I was driving back home the other day, towards that big roundabout near Newport Pagnell the other day - you know, the one just up from J14, where you have a choice of Olney, Wellingborough, the great N. Pag itself, or the northern side of CMK - when I noticed the sticker in the back window of the car in front.
"My car is smoke-free. Is yours?" Well, there was plenty of smoke in my car after that. Coming off the flames I was breathing. I was the only one in my car, after all. Burton Dasset had come up to Olney with me to see what real ales they had in the offie, but I'd thrown him out at Emberton and told him he'd have to walk home.
But how dare these people go asking me questions about the smoke-free (or smoke-infested) state of my car? It's not their car, it's mine. And my lungs, as well, should I choose to pollute them. And the duty on cigarettes, it strikes me, is well capable of paying for the NHS treatment of smoking-related illnesses. Obviously, I don't smoke - what sort of daft habit is that, to be taking up? But I demand the freedom to smoke, in the privacy of my own car, as long as it doesn't impact on my control of the vehicle or - like Burton's pipe - create such visibility problems that you shouldn't be moving.

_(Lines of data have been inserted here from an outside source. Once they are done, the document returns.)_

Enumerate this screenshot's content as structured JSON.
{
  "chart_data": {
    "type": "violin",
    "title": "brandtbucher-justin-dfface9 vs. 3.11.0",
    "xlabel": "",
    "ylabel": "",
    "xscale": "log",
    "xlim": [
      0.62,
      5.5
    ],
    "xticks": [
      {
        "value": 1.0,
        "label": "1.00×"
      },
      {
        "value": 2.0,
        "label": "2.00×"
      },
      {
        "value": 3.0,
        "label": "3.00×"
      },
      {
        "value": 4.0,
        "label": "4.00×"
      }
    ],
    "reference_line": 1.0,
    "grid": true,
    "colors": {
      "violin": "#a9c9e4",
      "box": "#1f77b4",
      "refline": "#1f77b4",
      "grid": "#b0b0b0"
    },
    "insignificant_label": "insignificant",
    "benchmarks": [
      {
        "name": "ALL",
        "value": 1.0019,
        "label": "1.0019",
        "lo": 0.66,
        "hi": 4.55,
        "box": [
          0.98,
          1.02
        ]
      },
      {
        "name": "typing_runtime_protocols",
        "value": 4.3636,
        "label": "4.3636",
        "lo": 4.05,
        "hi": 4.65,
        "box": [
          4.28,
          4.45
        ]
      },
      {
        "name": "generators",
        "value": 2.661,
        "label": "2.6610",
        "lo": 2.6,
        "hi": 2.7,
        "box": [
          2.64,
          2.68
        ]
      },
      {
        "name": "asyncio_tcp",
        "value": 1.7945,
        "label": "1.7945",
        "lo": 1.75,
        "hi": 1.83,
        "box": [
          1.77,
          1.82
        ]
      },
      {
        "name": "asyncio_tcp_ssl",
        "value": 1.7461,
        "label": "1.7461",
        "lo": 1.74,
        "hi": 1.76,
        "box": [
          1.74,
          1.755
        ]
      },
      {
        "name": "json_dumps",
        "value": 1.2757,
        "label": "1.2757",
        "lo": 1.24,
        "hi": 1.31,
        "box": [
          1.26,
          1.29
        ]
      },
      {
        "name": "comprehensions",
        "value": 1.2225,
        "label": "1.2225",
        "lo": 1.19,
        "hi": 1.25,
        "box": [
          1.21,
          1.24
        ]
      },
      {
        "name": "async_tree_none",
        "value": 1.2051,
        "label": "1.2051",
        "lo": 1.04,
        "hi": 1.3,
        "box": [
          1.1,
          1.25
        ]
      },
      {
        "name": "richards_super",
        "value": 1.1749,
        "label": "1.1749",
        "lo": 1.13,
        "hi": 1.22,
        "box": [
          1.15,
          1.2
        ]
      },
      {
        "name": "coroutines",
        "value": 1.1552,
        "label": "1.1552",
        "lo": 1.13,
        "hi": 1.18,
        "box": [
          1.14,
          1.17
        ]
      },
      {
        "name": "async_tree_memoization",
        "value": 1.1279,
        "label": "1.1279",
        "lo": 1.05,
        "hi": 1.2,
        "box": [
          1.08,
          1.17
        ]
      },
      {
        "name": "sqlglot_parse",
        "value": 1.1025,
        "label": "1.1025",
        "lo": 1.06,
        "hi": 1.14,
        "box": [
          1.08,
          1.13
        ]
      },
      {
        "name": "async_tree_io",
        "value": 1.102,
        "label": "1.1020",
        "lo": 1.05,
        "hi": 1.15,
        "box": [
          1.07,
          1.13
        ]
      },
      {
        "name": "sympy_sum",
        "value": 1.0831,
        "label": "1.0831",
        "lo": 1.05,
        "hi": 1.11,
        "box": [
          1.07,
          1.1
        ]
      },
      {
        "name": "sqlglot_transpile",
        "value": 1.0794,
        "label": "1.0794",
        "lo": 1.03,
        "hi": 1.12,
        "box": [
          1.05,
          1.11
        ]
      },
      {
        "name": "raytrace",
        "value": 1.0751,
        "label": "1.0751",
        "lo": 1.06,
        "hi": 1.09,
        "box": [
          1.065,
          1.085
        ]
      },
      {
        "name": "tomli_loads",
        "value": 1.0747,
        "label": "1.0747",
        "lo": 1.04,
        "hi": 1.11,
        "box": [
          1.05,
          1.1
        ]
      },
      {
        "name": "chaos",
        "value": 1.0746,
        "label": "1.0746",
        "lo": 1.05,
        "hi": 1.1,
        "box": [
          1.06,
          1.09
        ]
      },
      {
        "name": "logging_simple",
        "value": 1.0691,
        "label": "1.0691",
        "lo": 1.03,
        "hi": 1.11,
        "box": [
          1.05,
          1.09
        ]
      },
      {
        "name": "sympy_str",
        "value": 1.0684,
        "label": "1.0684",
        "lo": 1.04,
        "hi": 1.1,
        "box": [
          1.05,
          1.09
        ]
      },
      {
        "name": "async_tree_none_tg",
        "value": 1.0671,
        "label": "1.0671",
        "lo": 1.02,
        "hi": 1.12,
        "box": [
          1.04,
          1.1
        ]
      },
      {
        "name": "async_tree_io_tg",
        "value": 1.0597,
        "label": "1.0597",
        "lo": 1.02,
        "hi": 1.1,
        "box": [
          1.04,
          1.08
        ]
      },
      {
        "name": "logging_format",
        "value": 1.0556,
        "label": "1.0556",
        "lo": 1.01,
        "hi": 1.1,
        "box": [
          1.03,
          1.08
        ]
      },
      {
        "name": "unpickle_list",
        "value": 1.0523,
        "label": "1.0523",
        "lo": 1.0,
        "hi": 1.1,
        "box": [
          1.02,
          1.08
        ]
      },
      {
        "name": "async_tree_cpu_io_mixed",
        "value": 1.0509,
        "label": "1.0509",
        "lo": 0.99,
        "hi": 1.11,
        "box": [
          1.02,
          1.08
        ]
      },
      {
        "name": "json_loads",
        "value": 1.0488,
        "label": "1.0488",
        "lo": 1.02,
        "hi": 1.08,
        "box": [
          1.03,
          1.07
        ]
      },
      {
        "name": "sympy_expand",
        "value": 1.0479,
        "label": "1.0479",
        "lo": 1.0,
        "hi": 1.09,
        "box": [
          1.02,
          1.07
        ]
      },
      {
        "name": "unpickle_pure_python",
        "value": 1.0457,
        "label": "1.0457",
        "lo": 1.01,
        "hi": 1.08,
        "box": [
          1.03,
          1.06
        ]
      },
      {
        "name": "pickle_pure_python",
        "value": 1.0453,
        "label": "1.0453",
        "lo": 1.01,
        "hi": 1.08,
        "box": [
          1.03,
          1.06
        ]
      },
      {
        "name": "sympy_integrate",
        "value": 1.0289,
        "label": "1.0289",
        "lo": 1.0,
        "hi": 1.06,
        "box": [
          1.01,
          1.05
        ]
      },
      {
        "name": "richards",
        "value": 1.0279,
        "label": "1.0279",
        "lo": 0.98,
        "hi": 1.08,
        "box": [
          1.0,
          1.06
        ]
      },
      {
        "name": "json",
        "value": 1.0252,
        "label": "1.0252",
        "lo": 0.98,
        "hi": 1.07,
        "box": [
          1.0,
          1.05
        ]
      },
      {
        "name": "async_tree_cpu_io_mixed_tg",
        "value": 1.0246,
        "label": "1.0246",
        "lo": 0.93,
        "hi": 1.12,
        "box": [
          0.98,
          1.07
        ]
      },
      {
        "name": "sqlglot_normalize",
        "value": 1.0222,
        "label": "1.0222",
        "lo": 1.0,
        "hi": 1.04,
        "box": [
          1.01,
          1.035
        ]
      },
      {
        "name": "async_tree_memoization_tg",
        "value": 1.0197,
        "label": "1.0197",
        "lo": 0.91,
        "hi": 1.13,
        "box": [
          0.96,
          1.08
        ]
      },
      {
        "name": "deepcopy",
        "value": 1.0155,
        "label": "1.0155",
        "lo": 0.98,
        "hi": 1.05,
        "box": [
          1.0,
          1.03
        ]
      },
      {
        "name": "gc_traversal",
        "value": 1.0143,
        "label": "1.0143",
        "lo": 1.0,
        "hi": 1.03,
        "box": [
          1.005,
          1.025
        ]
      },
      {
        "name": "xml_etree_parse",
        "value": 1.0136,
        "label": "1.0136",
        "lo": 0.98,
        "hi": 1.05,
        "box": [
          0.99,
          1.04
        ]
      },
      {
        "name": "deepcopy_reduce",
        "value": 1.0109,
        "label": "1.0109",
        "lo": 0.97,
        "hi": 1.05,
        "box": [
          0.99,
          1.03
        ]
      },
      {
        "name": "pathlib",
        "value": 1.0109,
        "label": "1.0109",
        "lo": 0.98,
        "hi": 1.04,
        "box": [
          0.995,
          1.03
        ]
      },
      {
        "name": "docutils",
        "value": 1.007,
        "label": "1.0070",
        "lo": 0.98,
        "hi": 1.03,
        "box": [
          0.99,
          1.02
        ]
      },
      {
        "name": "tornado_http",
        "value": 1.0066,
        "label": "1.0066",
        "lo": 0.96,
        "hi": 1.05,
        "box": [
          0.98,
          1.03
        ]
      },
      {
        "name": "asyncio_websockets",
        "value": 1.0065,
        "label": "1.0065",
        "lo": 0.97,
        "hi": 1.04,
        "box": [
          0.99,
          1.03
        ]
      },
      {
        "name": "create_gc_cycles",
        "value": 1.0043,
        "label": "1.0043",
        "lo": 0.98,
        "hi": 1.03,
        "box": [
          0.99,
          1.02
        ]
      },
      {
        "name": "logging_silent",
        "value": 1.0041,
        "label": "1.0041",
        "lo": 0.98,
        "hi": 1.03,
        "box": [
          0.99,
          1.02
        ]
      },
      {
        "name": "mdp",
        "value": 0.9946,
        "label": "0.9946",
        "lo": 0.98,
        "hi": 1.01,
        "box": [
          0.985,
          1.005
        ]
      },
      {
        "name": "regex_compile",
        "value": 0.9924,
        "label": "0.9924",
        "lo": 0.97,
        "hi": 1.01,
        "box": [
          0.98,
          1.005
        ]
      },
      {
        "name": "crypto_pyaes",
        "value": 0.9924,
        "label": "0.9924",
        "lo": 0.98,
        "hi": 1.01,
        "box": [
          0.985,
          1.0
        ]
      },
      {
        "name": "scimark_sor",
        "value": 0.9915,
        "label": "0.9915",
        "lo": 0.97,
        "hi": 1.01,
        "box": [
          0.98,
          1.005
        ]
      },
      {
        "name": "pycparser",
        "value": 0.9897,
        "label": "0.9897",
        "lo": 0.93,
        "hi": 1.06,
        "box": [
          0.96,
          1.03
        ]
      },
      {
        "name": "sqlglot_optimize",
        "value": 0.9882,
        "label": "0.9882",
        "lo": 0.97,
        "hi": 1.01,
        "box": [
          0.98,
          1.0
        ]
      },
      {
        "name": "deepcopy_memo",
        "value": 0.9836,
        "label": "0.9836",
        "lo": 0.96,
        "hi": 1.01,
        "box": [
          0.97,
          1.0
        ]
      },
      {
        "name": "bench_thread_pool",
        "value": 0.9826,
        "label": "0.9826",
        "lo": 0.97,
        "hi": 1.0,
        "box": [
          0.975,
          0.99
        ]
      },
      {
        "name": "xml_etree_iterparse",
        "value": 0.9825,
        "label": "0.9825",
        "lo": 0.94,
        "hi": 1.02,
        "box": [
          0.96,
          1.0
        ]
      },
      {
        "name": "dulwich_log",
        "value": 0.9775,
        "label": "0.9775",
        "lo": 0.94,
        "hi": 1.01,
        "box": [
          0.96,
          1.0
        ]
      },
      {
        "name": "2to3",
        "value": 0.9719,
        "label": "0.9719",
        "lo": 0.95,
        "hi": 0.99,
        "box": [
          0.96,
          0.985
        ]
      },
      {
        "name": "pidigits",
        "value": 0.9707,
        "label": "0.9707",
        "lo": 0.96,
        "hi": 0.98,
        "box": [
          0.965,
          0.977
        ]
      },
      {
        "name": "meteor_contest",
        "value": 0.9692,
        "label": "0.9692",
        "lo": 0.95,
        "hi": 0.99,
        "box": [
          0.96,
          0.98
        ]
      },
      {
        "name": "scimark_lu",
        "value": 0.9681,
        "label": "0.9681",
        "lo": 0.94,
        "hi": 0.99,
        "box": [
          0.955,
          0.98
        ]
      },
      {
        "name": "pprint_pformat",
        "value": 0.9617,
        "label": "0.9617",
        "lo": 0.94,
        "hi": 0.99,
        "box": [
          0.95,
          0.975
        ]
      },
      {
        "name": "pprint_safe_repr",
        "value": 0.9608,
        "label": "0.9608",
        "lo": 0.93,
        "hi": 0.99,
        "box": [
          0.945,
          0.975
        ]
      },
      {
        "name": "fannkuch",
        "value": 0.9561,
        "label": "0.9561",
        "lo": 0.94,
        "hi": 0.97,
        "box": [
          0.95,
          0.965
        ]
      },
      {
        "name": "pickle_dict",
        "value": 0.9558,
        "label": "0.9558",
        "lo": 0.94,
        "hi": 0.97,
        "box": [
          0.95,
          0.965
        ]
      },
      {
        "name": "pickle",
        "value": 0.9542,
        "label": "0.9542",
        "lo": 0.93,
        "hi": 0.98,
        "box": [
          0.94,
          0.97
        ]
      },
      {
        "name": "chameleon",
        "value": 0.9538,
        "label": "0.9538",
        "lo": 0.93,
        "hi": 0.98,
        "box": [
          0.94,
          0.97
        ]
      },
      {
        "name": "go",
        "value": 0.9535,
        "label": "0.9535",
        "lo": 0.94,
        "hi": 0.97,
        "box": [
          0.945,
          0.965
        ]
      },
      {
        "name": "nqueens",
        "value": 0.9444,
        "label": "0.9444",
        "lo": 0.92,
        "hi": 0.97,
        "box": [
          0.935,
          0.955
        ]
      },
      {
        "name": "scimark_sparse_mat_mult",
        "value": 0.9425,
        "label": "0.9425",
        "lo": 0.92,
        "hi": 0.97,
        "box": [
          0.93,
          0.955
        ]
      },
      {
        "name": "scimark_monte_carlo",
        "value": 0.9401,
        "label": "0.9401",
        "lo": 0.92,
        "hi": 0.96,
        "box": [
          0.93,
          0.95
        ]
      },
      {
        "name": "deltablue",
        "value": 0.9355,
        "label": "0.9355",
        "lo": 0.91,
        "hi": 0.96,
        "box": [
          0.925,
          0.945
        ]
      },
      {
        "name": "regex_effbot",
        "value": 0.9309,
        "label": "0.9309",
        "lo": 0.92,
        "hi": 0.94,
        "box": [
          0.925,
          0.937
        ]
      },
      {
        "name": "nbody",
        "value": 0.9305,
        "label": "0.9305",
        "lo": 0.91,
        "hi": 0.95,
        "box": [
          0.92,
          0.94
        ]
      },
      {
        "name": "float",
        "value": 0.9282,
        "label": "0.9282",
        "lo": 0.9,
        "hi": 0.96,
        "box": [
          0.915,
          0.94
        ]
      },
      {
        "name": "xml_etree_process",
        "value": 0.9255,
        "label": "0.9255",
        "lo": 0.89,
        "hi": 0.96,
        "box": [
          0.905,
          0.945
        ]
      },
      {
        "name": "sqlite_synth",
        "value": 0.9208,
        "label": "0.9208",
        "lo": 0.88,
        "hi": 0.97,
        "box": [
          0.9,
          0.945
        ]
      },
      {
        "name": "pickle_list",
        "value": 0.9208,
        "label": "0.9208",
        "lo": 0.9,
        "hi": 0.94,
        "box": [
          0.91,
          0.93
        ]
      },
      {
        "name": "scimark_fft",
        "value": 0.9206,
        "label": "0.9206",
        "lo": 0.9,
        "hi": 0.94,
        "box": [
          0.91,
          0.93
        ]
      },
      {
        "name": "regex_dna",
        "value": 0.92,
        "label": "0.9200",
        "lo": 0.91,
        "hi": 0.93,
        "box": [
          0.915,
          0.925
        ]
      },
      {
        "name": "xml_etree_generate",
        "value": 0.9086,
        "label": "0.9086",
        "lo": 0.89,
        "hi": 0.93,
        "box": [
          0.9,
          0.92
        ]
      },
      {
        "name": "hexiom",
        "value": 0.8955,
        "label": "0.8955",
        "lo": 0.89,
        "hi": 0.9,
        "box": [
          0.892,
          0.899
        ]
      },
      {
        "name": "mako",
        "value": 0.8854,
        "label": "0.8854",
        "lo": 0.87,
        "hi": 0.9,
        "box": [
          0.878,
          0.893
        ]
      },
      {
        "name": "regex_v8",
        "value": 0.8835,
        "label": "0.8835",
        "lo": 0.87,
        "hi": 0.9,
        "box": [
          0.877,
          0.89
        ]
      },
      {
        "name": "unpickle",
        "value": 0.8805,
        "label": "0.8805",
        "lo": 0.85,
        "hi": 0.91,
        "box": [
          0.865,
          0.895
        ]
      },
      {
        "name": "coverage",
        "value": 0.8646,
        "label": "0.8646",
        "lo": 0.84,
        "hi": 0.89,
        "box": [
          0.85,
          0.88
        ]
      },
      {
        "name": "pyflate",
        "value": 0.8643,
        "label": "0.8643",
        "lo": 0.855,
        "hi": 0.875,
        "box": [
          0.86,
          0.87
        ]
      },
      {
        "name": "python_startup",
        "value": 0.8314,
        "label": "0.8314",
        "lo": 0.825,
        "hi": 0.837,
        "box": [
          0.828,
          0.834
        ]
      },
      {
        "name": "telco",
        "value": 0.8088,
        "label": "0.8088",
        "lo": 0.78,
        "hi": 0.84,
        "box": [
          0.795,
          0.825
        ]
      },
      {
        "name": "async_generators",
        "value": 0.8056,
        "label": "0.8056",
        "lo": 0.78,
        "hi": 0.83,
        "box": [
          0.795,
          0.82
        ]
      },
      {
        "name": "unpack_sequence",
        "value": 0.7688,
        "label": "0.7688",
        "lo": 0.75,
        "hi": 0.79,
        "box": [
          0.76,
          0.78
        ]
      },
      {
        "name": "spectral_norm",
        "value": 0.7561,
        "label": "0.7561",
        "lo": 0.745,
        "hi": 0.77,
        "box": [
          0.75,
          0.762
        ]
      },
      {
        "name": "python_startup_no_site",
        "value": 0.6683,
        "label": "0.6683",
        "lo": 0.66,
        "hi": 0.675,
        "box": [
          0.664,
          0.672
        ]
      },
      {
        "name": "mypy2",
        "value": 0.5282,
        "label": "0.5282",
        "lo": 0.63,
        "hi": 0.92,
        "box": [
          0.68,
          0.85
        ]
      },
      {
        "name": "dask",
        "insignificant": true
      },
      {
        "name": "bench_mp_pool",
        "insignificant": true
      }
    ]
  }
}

I was so angry I forgot to look what I was doing, and drove straight into the back of her when she stopped at the roundabout.
So it strikes me that, on a strictly risk-based assessment, having smug stickers in your car is more dangerous than smoking. In a recursive and paradoxical move, I've now put a sticker in the back window of my car. It says "my car is sticker-free. Is yours?"
I'll see if anyone follows my example.
Perhaps her being a puritan, she got the just rewards by being rear-end shunted.
ReplyDeleteIt's all very well the government being the 'nanny state' we don't need citizens giving them a helping hand.
And, of course, when you drive the sort of old banger that I do, it's the car that's smoking, not me.